We’ve seen so much of the work of Jean-Pierre Melville and Alain Delon that it would have been criminal to miss this one. Even those of a certain age who haven’t seen Le Samouraï will certainly be famliar with Delon’s iconic look here with his hat and trenchcoat. It’s a gorgeous, slick film of competence on all sides put on display. The title is pure cultural appropriation however meant only to evoke a particular mood. Similarly the plot is more style than substance and the ending is the usual unsatisfying death, Melville-style. I wouldn’t call this a particularly deep film but it sure is cool.

A man whose name we would later learn is Jef Costello wakes up in a bare, run-down apartment. The only thing of note in it is a cage with a single pet bird in it. He steals a car on the street outside and goes to a mechanic to have its plates changed while also obtaining a gun there. Next he goes to the apartment of a girlfriend Jane to arrange an alibi. Finally at a nightclub he assassinates the owner but is seen clearly by the club’s pianist Valérie as he is leaving the office. Leaving her alive, he completes his alibi by allowing himself to be seen by another man outside Jane’s apartment and then joining a poker game. The police commissioner reacts quickly by having his men round up all of the usual suspects including Jef. The suspects are paraded before the nightclub’s staff and they are asked about their whereabouts. The commissioner has a hunch that Jef is the culprit but his alibis are airtight even after bringing in Jane for questioning. When Valérie rules him out as the assassin, the commissioner is forced to release Jef but continues surveillance on him.

Alain Delon radiates coolness just lying down motionless on a dinky mattress. When he puts on his coat and hat, Melville’s camera perfectly captures his look and Delon runs his fingers along the brim to get it at just the right angle. Even when he is injured and has to bandage himself, he remains impassive and collected. He isn’t omnipotent but he a consummate professional at all times. To match him, the police commissioner has to be similarly experienced and knowledgeable and is able to call on far greater resources to boot. It’s supremely satisfying then to watch them match wits against each other with the streets and metro stations of Paris as their battlefield. This is more of what I like to call competence porn, as beautifully conceived and shot by Melville. He sells the illusion further by framing Jef as the modern day heir of the Japanese samurai, a sort of lone wolf who is both skilled and operates according to his own code of honor.

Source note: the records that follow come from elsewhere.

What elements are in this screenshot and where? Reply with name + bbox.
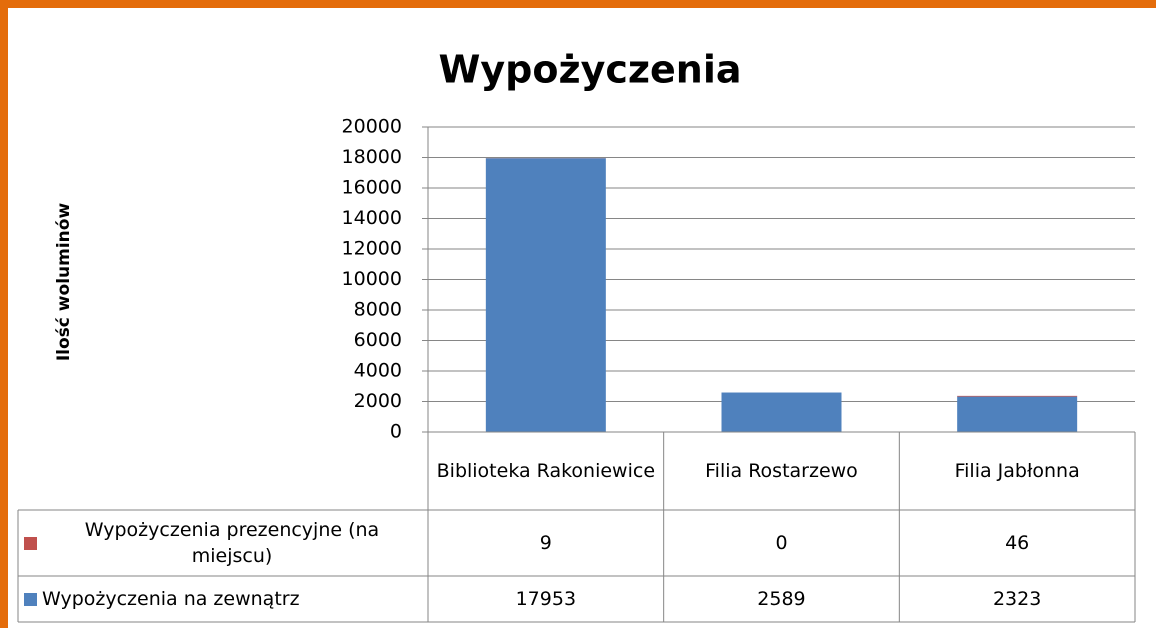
- y-tick-label: 12000: [342, 238, 402, 260]
- frame-border-top: [0, 0, 1156, 8]
- table-value: 2589: [757, 588, 806, 610]
- legend-swatch: [24, 536, 37, 550]
- y-tick-label: 0: [390, 421, 402, 443]
- y-tick-label: 16000: [342, 177, 402, 199]
- table-value: 0: [775, 532, 788, 554]
- y-tick-label: 20000: [342, 116, 402, 138]
- legend-entry: Wypożyczenia na zewnątrz: [18, 576, 428, 622]
- legend-label: Wypożyczenia prezencyjne (na miejscu): [84, 519, 380, 567]
- category-label: Filia Rostarzewo: [705, 460, 858, 482]
- chart-title: Wypożyczenia: [438, 48, 741, 92]
- bar-segment: [485, 158, 606, 433]
- y-tick-label: 10000: [342, 268, 402, 290]
- table-value: 46: [1005, 532, 1030, 554]
- table-value: 17953: [515, 588, 577, 610]
- legend-label: Wypożyczenia na zewnątrz: [42, 588, 300, 610]
- category-label: Biblioteka Rakoniewice: [436, 460, 656, 482]
- legend-entry: Wypożyczenia prezencyjne (na miejscu): [18, 510, 428, 576]
- table-value: 2323: [992, 588, 1042, 610]
- y-tick-label: 4000: [354, 360, 402, 382]
- y-tick-label: 2000: [354, 390, 402, 412]
- legend-swatch: [24, 592, 37, 606]
- y-tick-label: 18000: [342, 146, 402, 168]
- bar-segment: [957, 396, 1078, 432]
- frame-border-left: [0, 0, 8, 628]
- category-label: Filia Jabłonna: [954, 460, 1080, 482]
- bar-segment: [957, 395, 1078, 397]
- y-tick-label: 8000: [354, 299, 402, 321]
- bar-segment: [721, 392, 842, 432]
- y-axis-label: Ilość woluminów: [54, 203, 74, 362]
- y-tick-label: 6000: [354, 329, 402, 351]
- y-tick-label: 14000: [342, 207, 402, 229]
- table-value: 9: [539, 532, 552, 554]
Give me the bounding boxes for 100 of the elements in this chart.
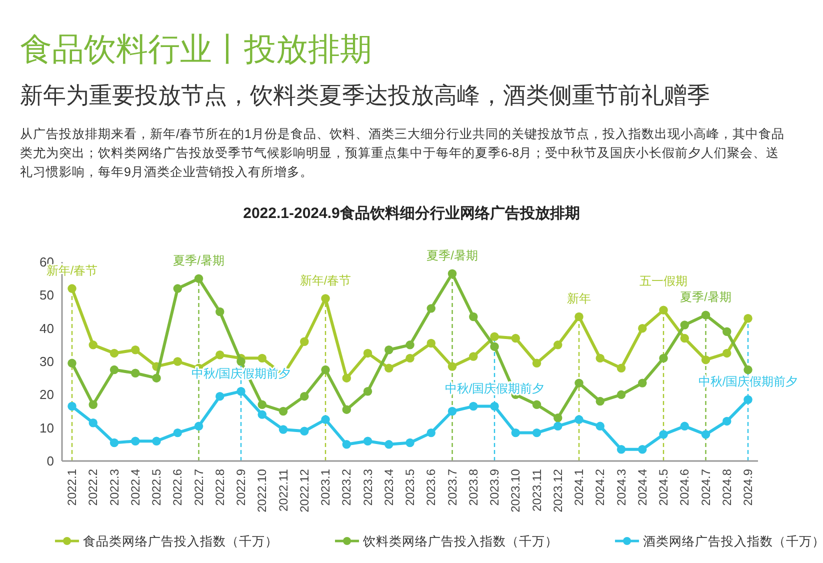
y-tick-label: 20 xyxy=(40,387,54,402)
point xyxy=(110,438,119,448)
point xyxy=(363,436,372,446)
point xyxy=(426,428,436,438)
point xyxy=(152,374,161,382)
x-tick-label: 2023.9 xyxy=(488,468,502,506)
x-tick-label: 2022.3 xyxy=(107,468,122,506)
point xyxy=(426,304,436,313)
point xyxy=(300,337,309,346)
x-tick-label: 2022.1 xyxy=(65,468,79,506)
point xyxy=(554,340,562,350)
point xyxy=(363,386,372,396)
point xyxy=(701,430,710,439)
point xyxy=(384,364,394,372)
point xyxy=(490,402,499,411)
point xyxy=(68,402,76,411)
point xyxy=(406,340,414,350)
chart-subtitle: 食品饮料行业丨投放排期 xyxy=(20,31,372,67)
point xyxy=(532,358,542,368)
x-tick-label: 2024.4 xyxy=(635,468,650,506)
point xyxy=(574,312,584,322)
point xyxy=(152,436,161,446)
x-tick-label: 2024.6 xyxy=(678,468,692,506)
point xyxy=(258,400,266,409)
point xyxy=(701,310,710,320)
point xyxy=(511,334,520,343)
point xyxy=(88,400,98,409)
point xyxy=(88,340,98,350)
x-tick-label: 2023.4 xyxy=(382,468,396,506)
annotation: 夏季/暑期 xyxy=(426,248,478,263)
point xyxy=(426,338,436,348)
point xyxy=(554,414,562,422)
legend-label: 食品类网络广告投入指数（千万） xyxy=(83,534,278,548)
point xyxy=(701,355,710,364)
text: 新年为重要投放节点，饮料类夏季达投放高峰，酒类侧重节前礼赠季 xyxy=(20,82,710,108)
x-tick-label: 2024.3 xyxy=(614,468,628,506)
annotation: 新年/春节 xyxy=(300,273,352,288)
point xyxy=(216,350,224,360)
point xyxy=(194,422,204,431)
x-tick-label: 2024.7 xyxy=(698,468,713,506)
point xyxy=(638,378,647,388)
point xyxy=(659,306,668,314)
point xyxy=(173,428,182,438)
point xyxy=(616,445,626,454)
point xyxy=(469,312,478,322)
point xyxy=(722,327,732,336)
point xyxy=(110,348,119,358)
x-tick-label: 2022.10 xyxy=(255,468,270,512)
point xyxy=(596,422,604,431)
legend-label: 酒类网络广告投入指数（千万） xyxy=(643,534,823,548)
point xyxy=(744,395,752,404)
point xyxy=(532,400,542,409)
x-tick-label: 2024.2 xyxy=(593,468,608,506)
point xyxy=(216,392,224,401)
point xyxy=(532,428,542,438)
x-tick-label: 2023.7 xyxy=(445,468,460,506)
point xyxy=(88,418,98,428)
point xyxy=(173,357,182,366)
y-tick-label: 10 xyxy=(40,420,54,436)
point xyxy=(680,320,689,330)
x-tick-label: 2023.11 xyxy=(530,468,544,512)
point xyxy=(236,357,246,366)
x-tick-label: 2024.1 xyxy=(572,468,586,506)
point xyxy=(490,342,499,351)
y-tick-label: 30 xyxy=(40,354,54,370)
point xyxy=(384,346,394,354)
point xyxy=(638,445,647,454)
point xyxy=(744,365,752,374)
point xyxy=(596,354,604,363)
point xyxy=(659,430,668,439)
point xyxy=(722,416,732,426)
x-tick-label: 2023.10 xyxy=(508,468,523,512)
x-tick-label: 2024.8 xyxy=(720,468,734,506)
annotation: 夏季/暑期 xyxy=(680,290,732,304)
point xyxy=(258,410,266,419)
point xyxy=(131,368,140,378)
point xyxy=(406,438,414,448)
point xyxy=(638,324,647,333)
point xyxy=(321,415,330,424)
point xyxy=(194,274,204,283)
x-tick-label: 2022.4 xyxy=(128,468,142,506)
annotation: 新年 xyxy=(567,292,591,306)
point xyxy=(448,269,457,278)
y-tick-label: 40 xyxy=(40,320,54,336)
point xyxy=(236,386,246,396)
point xyxy=(363,348,372,358)
point xyxy=(616,390,626,400)
point xyxy=(616,364,626,372)
point xyxy=(574,415,584,424)
point xyxy=(110,365,119,374)
point xyxy=(321,294,330,303)
point xyxy=(68,358,76,368)
point xyxy=(173,284,182,293)
x-tick-label: 2023.5 xyxy=(403,468,417,506)
point xyxy=(448,362,457,371)
x-tick-label: 2023.2 xyxy=(340,468,354,506)
x-tick-label: 2024.5 xyxy=(656,468,670,506)
x-tick-label: 2022.9 xyxy=(234,468,248,506)
annotation: 夏季/暑期 xyxy=(173,254,224,268)
point xyxy=(469,352,478,361)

Yet this is an illusion. Melville invented the opening epigraph, citing a book that doesn’t exist. Real Japanese samurai were nothing like this so the director was just taking advantage of how Japanese culture had captured the public imagination at that time. The cat-and-mouse game between Jef and the commissioner is more the appearance of competence than the real thing. For all the elaborate precautions Jef takes, he never does the one obvious trick of changing out of his clothes. The commissioner’s first move is to call up all of the police stations in Paris to round up suspects. Not only does it work but Jef expects to be among those rounded up despite not having a criminal record. This film is all about the rule of cool and we were never meant to look any deeper. Similarly Jef is a blank slate, an assassin with no past whose mind is closed to us. We know that he is not totally emotionless as his relationship with Jane is real but he remains more of an archetype than a real person.

So for me this is a very stylish and beautiful film, one influential enough that it has been used as a visual reference for countless other works. But it has nothing of substance to say and my own takeaway from it is how cynical it was of Melville to exploit the exoticism of Japan at the time to inject just a bit more coolness to the character.